The SEC’s decision to require RIAs to disclose Paycheck Protection Program loans has unleashed something of a brouhaha within the profession. Some advisors sought to shame rivals who took loans, arguing it was a sign of poor financial management, a bit like the accountant who can’t file his taxes.

Advisors’ first duty is to be there to service their clients, particularly in times of crisis. By any definition, the pandemic qualifies as a crisis.

Most RIAs I’ve spoken with in recent months have been working overtime, as have their staffs. Some have encountered new unforeseen expenses, like new software and more powerful computer equipment, so all employees could meet and perform their tasks virtually.

In addition, there is the old piece of advice for air travelers that they should put on their own oxygen masks before trying to help others. So advisors likely wanted to make sure their own firms were financially sound so they would have the psychological confidence to address clients who were anxious and fearful. So far so good.

But there is, of course, another point of view. RIAs are financial professionals. One of their key services is to prepare individuals who aren’t especially sophisticated through turbulent times and guide them through recessions and market volatility.

Maintaining a rainy day fund is a major tenet of financial planning, one of the first recommendations many RIAs offer to clients. So one would expect that a well-run RIA firm should be positioned to withstand a 34% bear market that was over in less than three months, correct?

The reality is that when PPP loans became available, many feared that a 34% bear market could turn into 54%. After all, the speed and depth of this recession were nothing like anyone had ever seen or read about in the history books. Nor did most RIAs expect that the SEC would require them to disclose the loans.

Our Washington editor Tracey Longo contacted Ritholtz Wealth Management’s co-CEO Josh Brown, who told her it was “nobody’s business,” and then politely answered her questions. Given some of the strings attached to the loans, it’s likely that most RIAs will pay them off rather than seek forgiveness.

Brown wasn't the only RIA to offer no apologies taking a PPP loan, which Ritholtz subsequently repaid.

Elissa Buie of Yeske Buie in San Francisco told our senior editor Eric Rasmussen that she stands by the decision with full conviction (she says she even went with mask and hand sanitizer to Rep. Nancy Pelosi’s office in San Francisco to lobby for such help).

“I will not apologize," Buie says. "We don’t run on 50% margins. Firms like ours could charge more and have bigger margins, but we don’t. Because we charge what is the market rate and we hire the appropriate number of skilled people to do the work. Our revenue drop would be really difficult for us to deal with.”

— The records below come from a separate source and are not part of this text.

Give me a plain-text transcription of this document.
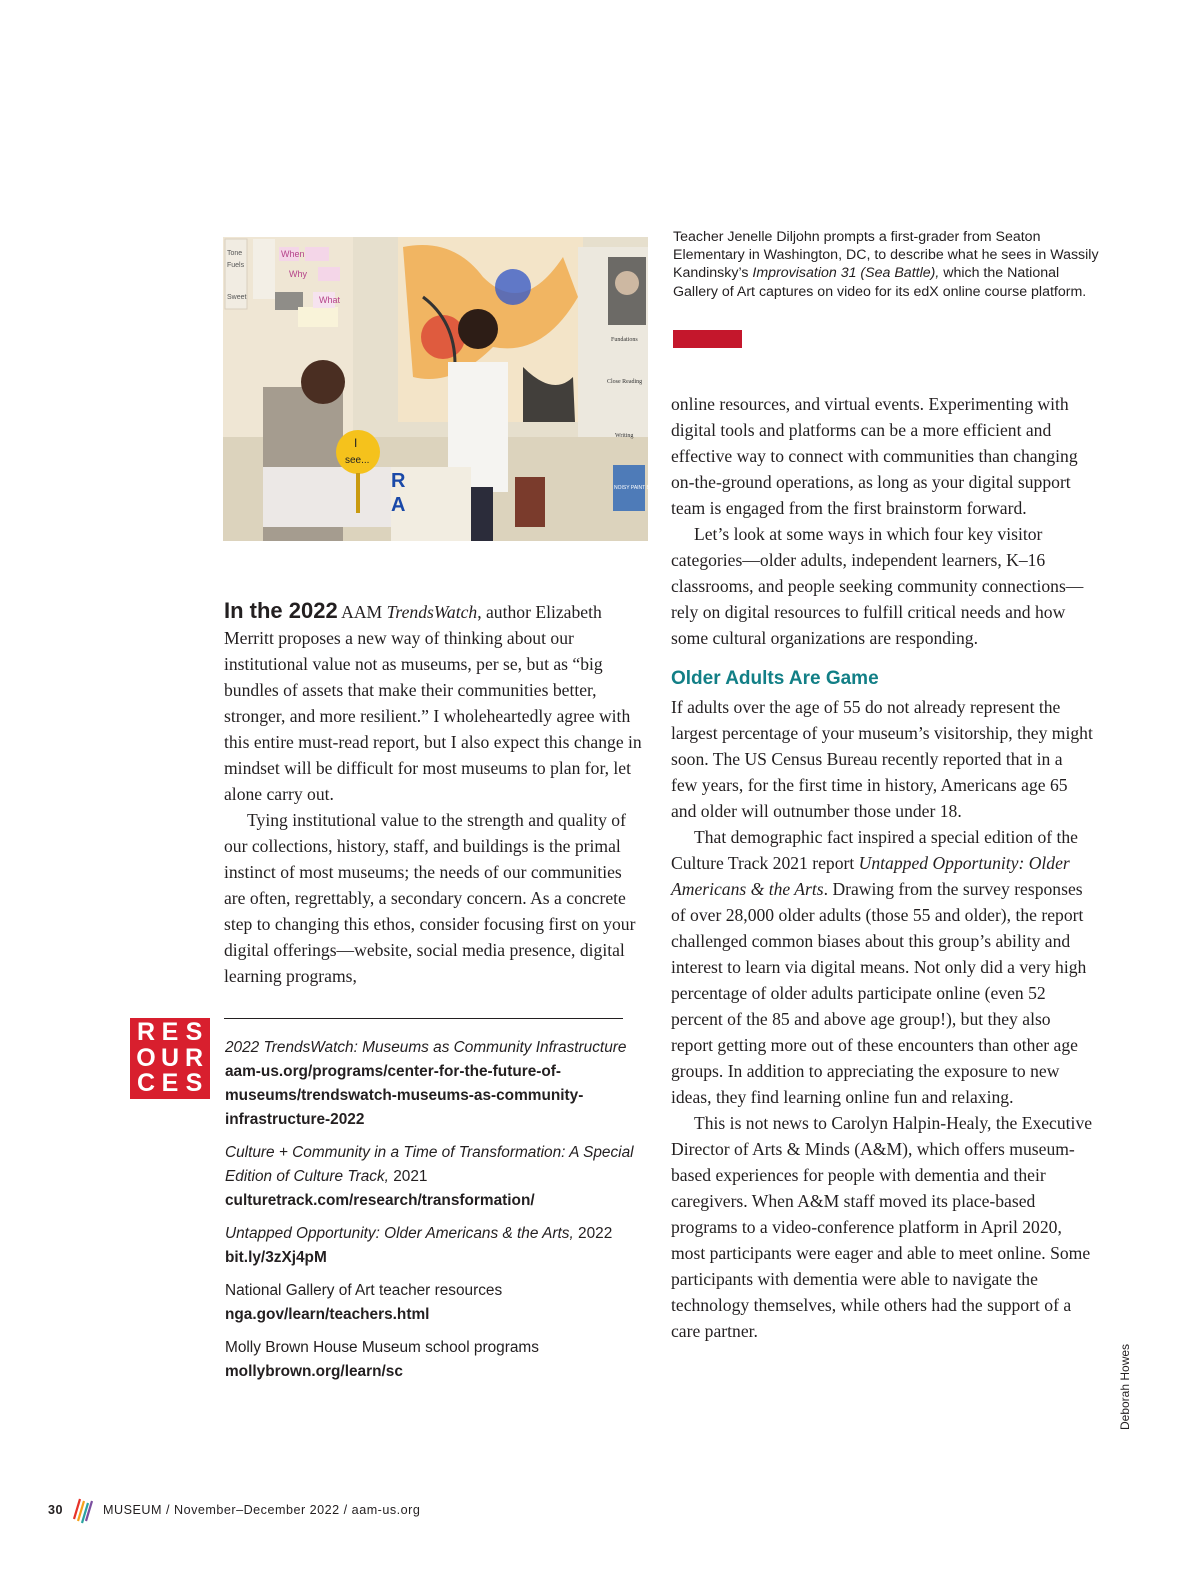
When
Why
What
Tone
Fuels
Sweet
I
see...
R
A
Fundations
Close Reading
Writing
NOISY PAINT BOX
Teacher Jenelle Diljohn prompts a first-grader from Seaton Elementary in Washington, DC, to describe what he sees in Wassily Kandinsky’s Improvisation 31 (Sea Battle), which the National Gallery of Art captures on video for its edX online course platform.

In the 2022 AAM TrendsWatch, author Elizabeth Merritt proposes a new way of thinking about our institutional value not as museums, per se, but as “big bundles of assets that make their communities better, stronger, and more resilient.” I wholeheartedly agree with this entire must-read report, but I also expect this change in mindset will be difficult for most museums to plan for, let alone carry out.

Tying institutional value to the strength and quality of our collections, history, staff, and buildings is the primal instinct of most museums; the needs of our communities are often, regrettably, a secondary concern. As a concrete step to changing this ethos, consider focusing first on your digital offerings—website, social media presence, digital learning programs,

online resources, and virtual events. Experimenting with digital tools and platforms can be a more efficient and effective way to connect with communities than changing on-the-ground operations, as long as your digital support team is engaged from the first brainstorm forward.

Let’s look at some ways in which four key visitor categories—older adults, independent learners, K–16 classrooms, and people seeking community connections—rely on digital resources to fulfill critical needs and how some cultural organizations are responding.

Older Adults Are Game

If adults over the age of 55 do not already represent the largest percentage of your museum’s visitorship, they might soon. The US Census Bureau recently reported that in a few years, for the first time in history, Americans age 65 and older will outnumber those under 18.

That demographic fact inspired a special edition of the Culture Track 2021 report Untapped Opportunity: Older Americans & the Arts. Drawing from the survey responses of over 28,000 older adults (those 55 and older), the report challenged common biases about this group’s ability and interest to learn via digital means. Not only did a very high percentage of older adults participate online (even 52 percent of the 85 and above age group!), but they also report getting more out of these encounters than other age groups. In addition to appreciating the exposure to new ideas, they find learning online fun and relaxing.

This is not news to Carolyn Halpin-Healy, the Executive Director of Arts & Minds (A&M), which offers museum-based experiences for people with dementia and their caregivers. When A&M staff moved its place-based programs to a video-conference platform in April 2020, most participants were eager and able to meet online. Some participants with dementia were able to navigate the technology themselves, while others had the support of a care partner.

R E S
O U R
C E S
2022 TrendsWatch: Museums as Community Infrastructure
aam-us.org/programs/center-for-the-future-of-museums/trendswatch-museums-as-community-infrastructure-2022
Culture + Community in a Time of Transformation: A Special Edition of Culture Track, 2021
culturetrack.com/research/transformation/
Untapped Opportunity: Older Americans & the Arts, 2022
bit.ly/3zXj4pM
National Gallery of Art teacher resources
nga.gov/learn/teachers.html
Molly Brown House Museum school programs
mollybrown.org/learn/sc	Deborah Howes
30	MUSEUM / November–December 2022 / aam-us.org
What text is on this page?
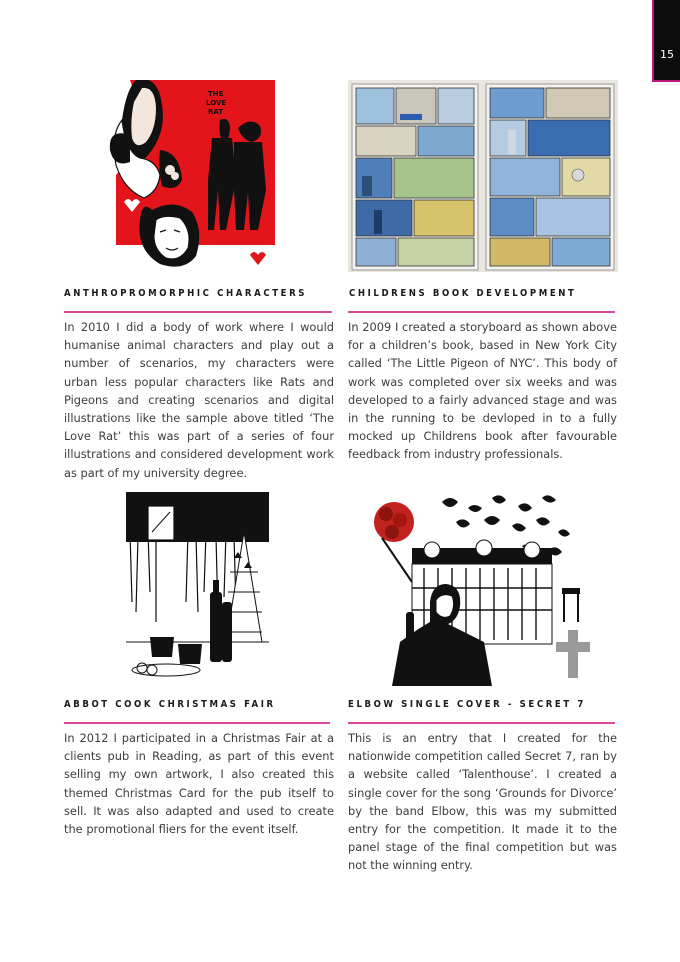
15
THE
LOVE
RAT
ANTHROPROMORPHIC CHARACTERS
In 2010 I did a body of work where I would humanise animal characters and play out a number of scenarios, my characters were urban less popular characters like Rats and Pigeons and creating scenarios and digital illustrations like the sample above titled ‘The Love Rat’ this was part of a series of four illustrations and considered development work as part of my university degree.
CHILDRENS BOOK DEVELOPMENT
In 2009 I created a storyboard as shown above for a children’s book, based in New York City called ‘The Little Pigeon of NYC’. This body of work was completed over six weeks and was developed to a fairly advanced stage and was in the running to be devloped in to a fully mocked up Childrens book after favourable feedback from industry professionals.
ABBOT COOK CHRISTMAS FAIR
In 2012 I participated in a Christmas Fair at a clients pub in Reading, as part of this event selling my own artwork, I also created this themed Christmas Card for the pub itself to sell. It was also adapted and used to create the promotional fliers for the event itself.
ELBOW SINGLE COVER - SECRET 7
This is an entry that I created for the nationwide competition called Secret 7, ran by a website called ‘Talenthouse’. I created a single cover for the song ‘Grounds for Divorce’ by the band Elbow, this was my submitted entry for the competition. It made it to the panel stage of the final competition but was not the winning entry.
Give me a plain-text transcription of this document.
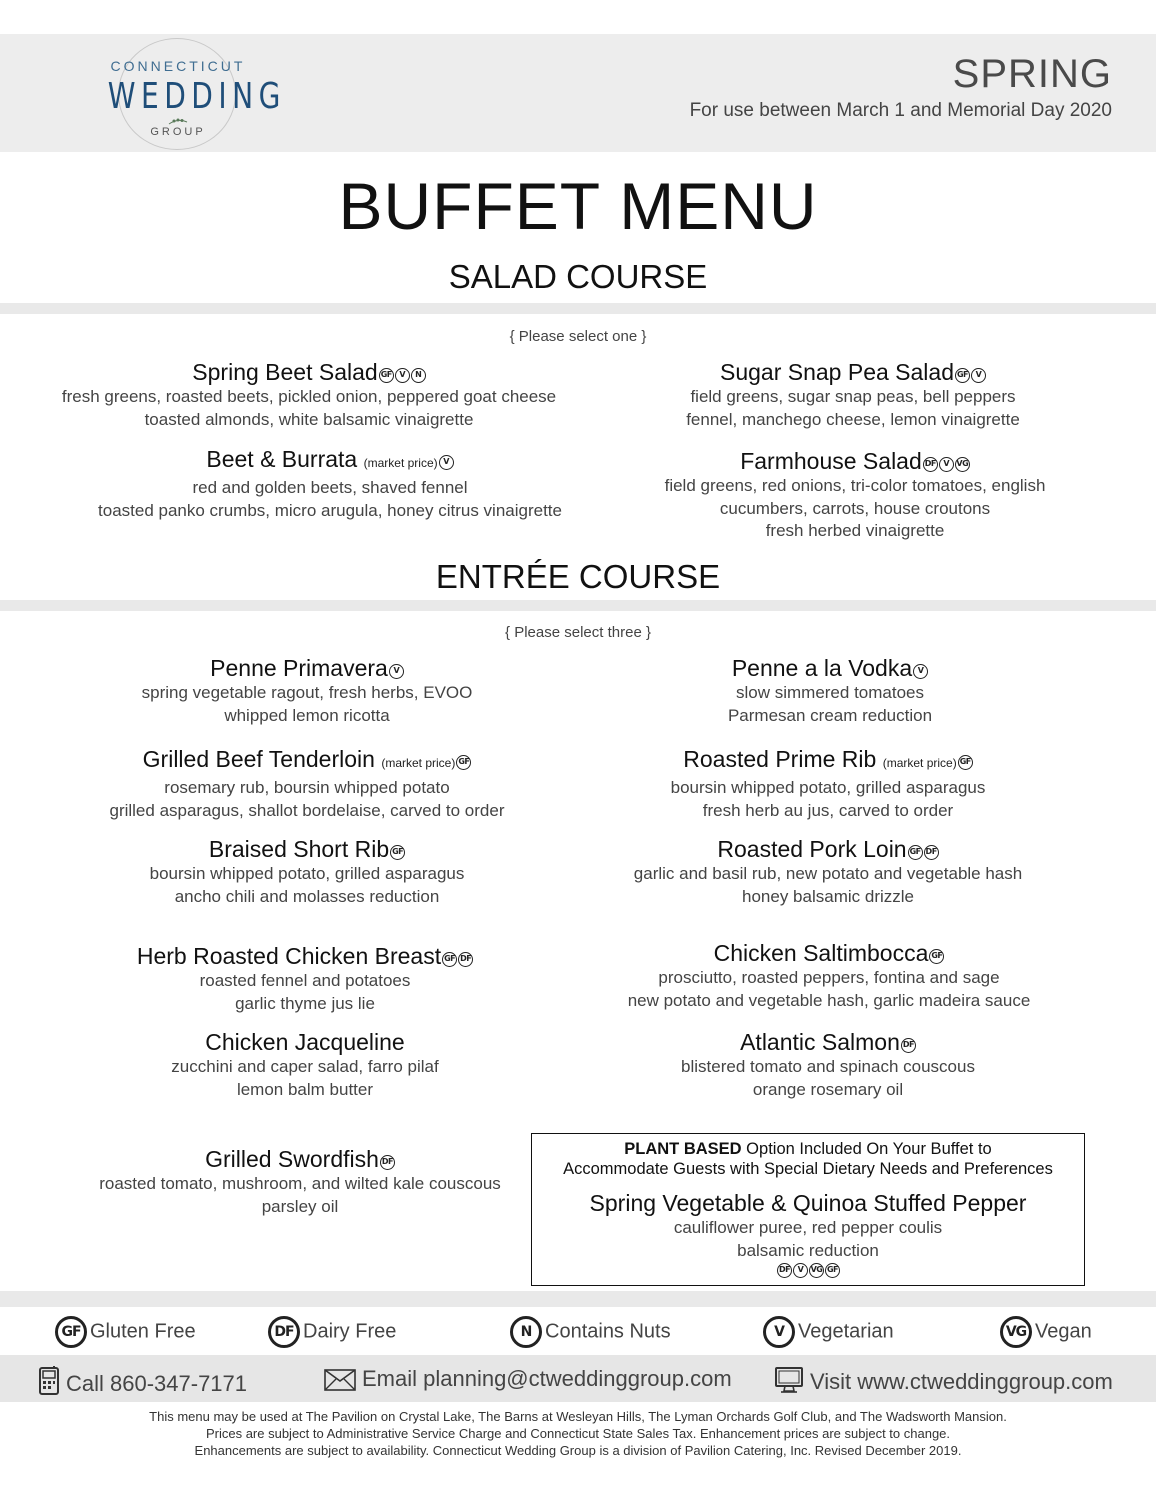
CONNECTICUT
WEDDING
GROUP
SPRING
For use between March 1 and Memorial Day 2020
BUFFET MENU
SALAD COURSE
{ Please select one }
Spring Beet Salad GF V N
fresh greens, roasted beets, pickled onion, peppered goat cheese
toasted almonds, white balsamic vinaigrette
Sugar Snap Pea Salad GF V
field greens, sugar snap peas, bell peppers
fennel, manchego cheese, lemon vinaigrette
Beet & Burrata (market price) V
red and golden beets, shaved fennel
toasted panko crumbs, micro arugula, honey citrus vinaigrette
Farmhouse Salad DF V VG
field greens, red onions, tri-color tomatoes, english
cucumbers, carrots, house croutons
fresh herbed vinaigrette
ENTRÉE COURSE
{ Please select three }
Penne Primavera V
spring vegetable ragout, fresh herbs, EVOO
whipped lemon ricotta
Penne a la Vodka V
slow simmered tomatoes
Parmesan cream reduction
Grilled Beef Tenderloin (market price) GF
rosemary rub, boursin whipped potato
grilled asparagus, shallot bordelaise, carved to order
Roasted Prime Rib (market price) GF
boursin whipped potato, grilled asparagus
fresh herb au jus, carved to order
Braised Short Rib GF
boursin whipped potato, grilled asparagus
ancho chili and molasses reduction
Roasted Pork Loin GF DF
garlic and basil rub, new potato and vegetable hash
honey balsamic drizzle
Herb Roasted Chicken Breast GF DF
roasted fennel and potatoes
garlic thyme jus lie
Chicken Saltimbocca GF
prosciutto, roasted peppers, fontina and sage
new potato and vegetable hash, garlic madeira sauce
Chicken Jacqueline
zucchini and caper salad, farro pilaf
lemon balm butter
Atlantic Salmon DF
blistered tomato and spinach couscous
orange rosemary oil
Grilled Swordfish DF
roasted tomato, mushroom, and wilted kale couscous
parsley oil
PLANT BASED Option Included On Your Buffet to
Accommodate Guests with Special Dietary Needs and Preferences
Spring Vegetable & Quinoa Stuffed Pepper
cauliflower puree, red pepper coulis
balsamic reduction
DF V VG GF
GF Gluten Free	DF Dairy Free	N Contains Nuts	V Vegetarian	VG Vegan
Call 860-347-7171	Email planning@ctweddinggroup.com	Visit www.ctweddinggroup.com
This menu may be used at The Pavilion on Crystal Lake, The Barns at Wesleyan Hills, The Lyman Orchards Golf Club, and The Wadsworth Mansion.
Prices are subject to Administrative Service Charge and Connecticut State Sales Tax. Enhancement prices are subject to change.
Enhancements are subject to availability. Connecticut Wedding Group is a division of Pavilion Catering, Inc. Revised December 2019.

Of course, there’s another story here. Many RIAs had clients whose businesses were locked down for several months and were struggling to survive. Many badly needed PPP loans and more than a few received help from their advisors in obtaining the funds.

When this is all over, the subject of PPP assistance will remain contentious. The guess here is that both RIAs and their clients will want to keep a little more cash in reserve in the future. Then again, with $5 trillion sitting in money market funds and other vehicles yielding practically zero, many have already taken that message to heart.